Jerusalem: Israel’s Mossad spy agency embedded a small quantity of explosives in 5,000 pagers manufactured in Taiwan, which were ordered by the Lebanese militant group Hezbollah, five months prior to the detonations on Tuesday.
Thousands of pagers, wireless communication devices carried by members of the Iran-backed militant group Hezbollah, detonated simultaneously across Lebanon and parts of Syria on Tuesday. The explosions killed at least nine individuals and injured many others. In Syria, close to 100 instances of blasts were reported.
A senior Lebanese security official, speaking to Reuters, claimed that the pagers were rigged to explode upon receiving a coded message, triggering the explosives at the same time.
An Iran-supported militant group reportedly ordered 5,000 pagers from the Taiwan-based company Gold Apollo, which were clandestinely brought into the country around April and May. A security source pinpointed the model of an exploded pager as the AP924 variant. Furthermore, photographs of the wrecked pagers displayed a design and stickers on the reverse side, matching the production style of Gold Apollo.
According to sources, the scheme seems to have been in development for several months. Sky News Arabia was told by sources that the Israeli intelligence agency embedded a quantity of PETN, a potent explosive, within the batteries of the devices and remotely detonated them by increasing the battery temperature.
Additionally, security sources reported to the Qatar-funded Al Jazeera channel that the explosive’s weight in each device was less than 20 grams, and the pagers that exploded had been imported five months prior.
An investigation is underway to determine the activation method of the explosive charge, the source reported. In response, Hezbollah has promised retaliation against Israel, accusing it of triggering pager explosions throughout Lebanon on Tuesday. The Iran-supported militia group declared that Israel would face “appropriate retribution” for the explosions.

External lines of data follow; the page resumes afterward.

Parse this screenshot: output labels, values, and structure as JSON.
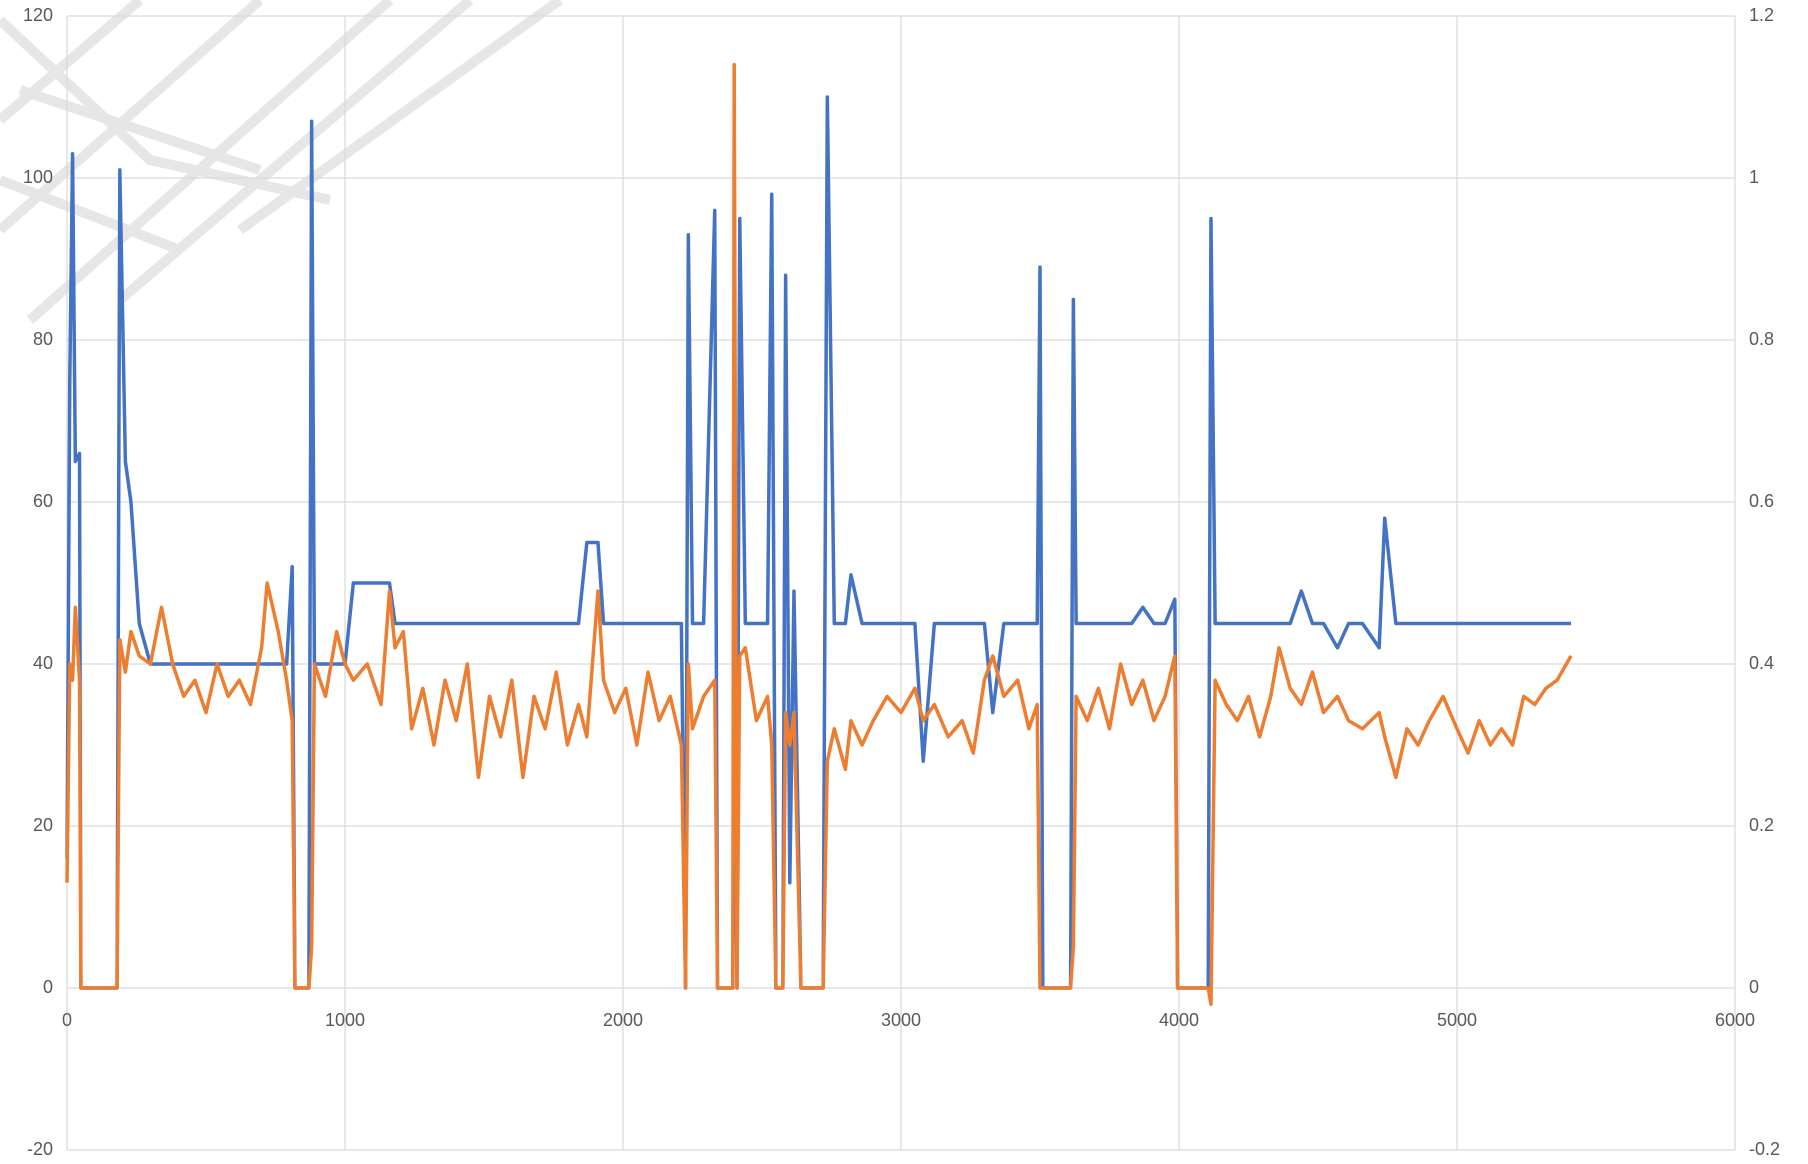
{
  "chart_data": {
    "type": "line",
    "x": [
      0,
      10,
      20,
      30,
      45,
      50,
      180,
      190,
      210,
      230,
      260,
      300,
      340,
      380,
      420,
      460,
      500,
      540,
      580,
      620,
      660,
      700,
      720,
      760,
      790,
      810,
      820,
      870,
      880,
      890,
      930,
      970,
      1000,
      1030,
      1080,
      1130,
      1160,
      1180,
      1210,
      1240,
      1280,
      1320,
      1360,
      1400,
      1440,
      1480,
      1520,
      1560,
      1600,
      1640,
      1680,
      1720,
      1760,
      1800,
      1840,
      1870,
      1910,
      1930,
      1970,
      2010,
      2050,
      2090,
      2130,
      2170,
      2210,
      2225,
      2235,
      2250,
      2290,
      2330,
      2340,
      2395,
      2400,
      2410,
      2420,
      2440,
      2480,
      2520,
      2535,
      2550,
      2575,
      2585,
      2600,
      2615,
      2640,
      2720,
      2735,
      2760,
      2800,
      2820,
      2860,
      2900,
      2950,
      3000,
      3050,
      3080,
      3120,
      3170,
      3220,
      3260,
      3300,
      3330,
      3370,
      3420,
      3460,
      3490,
      3500,
      3510,
      3610,
      3620,
      3630,
      3670,
      3710,
      3750,
      3790,
      3830,
      3870,
      3910,
      3950,
      3985,
      3995,
      4105,
      4115,
      4130,
      4170,
      4210,
      4250,
      4290,
      4330,
      4360,
      4400,
      4440,
      4480,
      4520,
      4570,
      4610,
      4660,
      4720,
      4740,
      4780,
      4820,
      4860,
      4900,
      4950,
      5000,
      5040,
      5080,
      5120,
      5160,
      5200,
      5240,
      5280,
      5320,
      5360,
      5410
    ],
    "series": [
      {
        "color": "#4472c4",
        "axis": "y",
        "values": [
          16,
          75,
          103,
          65,
          66,
          0,
          0,
          101,
          65,
          60,
          45,
          40,
          40,
          40,
          40,
          40,
          40,
          40,
          40,
          40,
          40,
          40,
          40,
          40,
          40,
          52,
          0,
          0,
          107,
          40,
          40,
          40,
          40,
          50,
          50,
          50,
          50,
          45,
          45,
          45,
          45,
          45,
          45,
          45,
          45,
          45,
          45,
          45,
          45,
          45,
          45,
          45,
          45,
          45,
          45,
          55,
          55,
          45,
          45,
          45,
          45,
          45,
          45,
          45,
          45,
          0,
          93,
          45,
          45,
          96,
          0,
          0,
          45,
          0,
          95,
          45,
          45,
          45,
          98,
          0,
          0,
          88,
          13,
          49,
          0,
          0,
          110,
          45,
          45,
          51,
          45,
          45,
          45,
          45,
          45,
          28,
          45,
          45,
          45,
          45,
          45,
          34,
          45,
          45,
          45,
          45,
          89,
          0,
          0,
          85,
          45,
          45,
          45,
          45,
          45,
          45,
          47,
          45,
          45,
          48,
          0,
          0,
          95,
          45,
          45,
          45,
          45,
          45,
          45,
          45,
          45,
          49,
          45,
          45,
          42,
          45,
          45,
          42,
          58,
          45,
          45,
          45,
          45,
          45,
          45,
          45,
          45,
          45,
          45,
          45,
          45,
          45,
          45,
          45,
          45
        ]
      },
      {
        "color": "#ed7d31",
        "axis": "y2",
        "values": [
          0.13,
          0.4,
          0.38,
          0.47,
          0.38,
          0,
          0,
          0.43,
          0.39,
          0.44,
          0.41,
          0.4,
          0.47,
          0.4,
          0.36,
          0.38,
          0.34,
          0.4,
          0.36,
          0.38,
          0.35,
          0.42,
          0.5,
          0.44,
          0.38,
          0.33,
          0,
          0,
          0.05,
          0.4,
          0.36,
          0.44,
          0.4,
          0.38,
          0.4,
          0.35,
          0.49,
          0.42,
          0.44,
          0.32,
          0.37,
          0.3,
          0.38,
          0.33,
          0.4,
          0.26,
          0.36,
          0.31,
          0.38,
          0.26,
          0.36,
          0.32,
          0.39,
          0.3,
          0.35,
          0.31,
          0.49,
          0.38,
          0.34,
          0.37,
          0.3,
          0.39,
          0.33,
          0.36,
          0.3,
          0,
          0.4,
          0.32,
          0.36,
          0.38,
          0,
          0,
          1.14,
          0,
          0.41,
          0.42,
          0.33,
          0.36,
          0.3,
          0,
          0,
          0.34,
          0.3,
          0.34,
          0,
          0,
          0.28,
          0.32,
          0.27,
          0.33,
          0.3,
          0.33,
          0.36,
          0.34,
          0.37,
          0.33,
          0.35,
          0.31,
          0.33,
          0.29,
          0.38,
          0.41,
          0.36,
          0.38,
          0.32,
          0.35,
          0,
          0,
          0,
          0.05,
          0.36,
          0.33,
          0.37,
          0.32,
          0.4,
          0.35,
          0.38,
          0.33,
          0.36,
          0.41,
          0,
          0,
          -0.02,
          0.38,
          0.35,
          0.33,
          0.36,
          0.31,
          0.36,
          0.42,
          0.37,
          0.35,
          0.39,
          0.34,
          0.36,
          0.33,
          0.32,
          0.34,
          0.31,
          0.26,
          0.32,
          0.3,
          0.33,
          0.36,
          0.32,
          0.29,
          0.33,
          0.3,
          0.32,
          0.3,
          0.36,
          0.35,
          0.37,
          0.38,
          0.41
        ]
      }
    ],
    "xlim": [
      0,
      6000
    ],
    "xticks": [
      0,
      1000,
      2000,
      3000,
      4000,
      5000,
      6000
    ],
    "ylim": [
      -20,
      120
    ],
    "yticks": [
      -20,
      0,
      20,
      40,
      60,
      80,
      100,
      120
    ],
    "y2lim": [
      -0.2,
      1.2
    ],
    "y2ticks": [
      -0.2,
      0,
      0.2,
      0.4,
      0.6,
      0.8,
      1,
      1.2
    ],
    "grid": true
  }
}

Israeli authorities and the military have not issued comments on the explosions and the ensuing accusations. Hezbollah militants have resorted to using pagers, a low-tech method of communication, to avoid Israeli tracking. The organization has been engaged in an armed conflict with Israel following the attack by Hamas on October 7.

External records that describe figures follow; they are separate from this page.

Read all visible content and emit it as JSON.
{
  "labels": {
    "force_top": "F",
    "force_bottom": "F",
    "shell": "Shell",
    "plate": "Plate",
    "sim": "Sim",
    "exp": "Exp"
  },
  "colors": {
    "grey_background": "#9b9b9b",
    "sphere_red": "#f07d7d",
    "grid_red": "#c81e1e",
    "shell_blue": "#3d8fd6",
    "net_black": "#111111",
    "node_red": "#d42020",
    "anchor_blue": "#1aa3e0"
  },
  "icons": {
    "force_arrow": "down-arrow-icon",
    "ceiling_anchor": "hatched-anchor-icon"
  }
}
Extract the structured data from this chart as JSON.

Israel has reportedly employed similar methods previously. A former US National Security Agency intelligence analyst, David Kennedy, claimed that Israel had supposedly embedded 15 grams of RDX explosive in a mobile phone to assassinate Hamas leader Yahya Ayyash in 1996. The explosive was triggered during a phone call to his father, with Israel’s intelligence agency Shin Bet implicated in the act.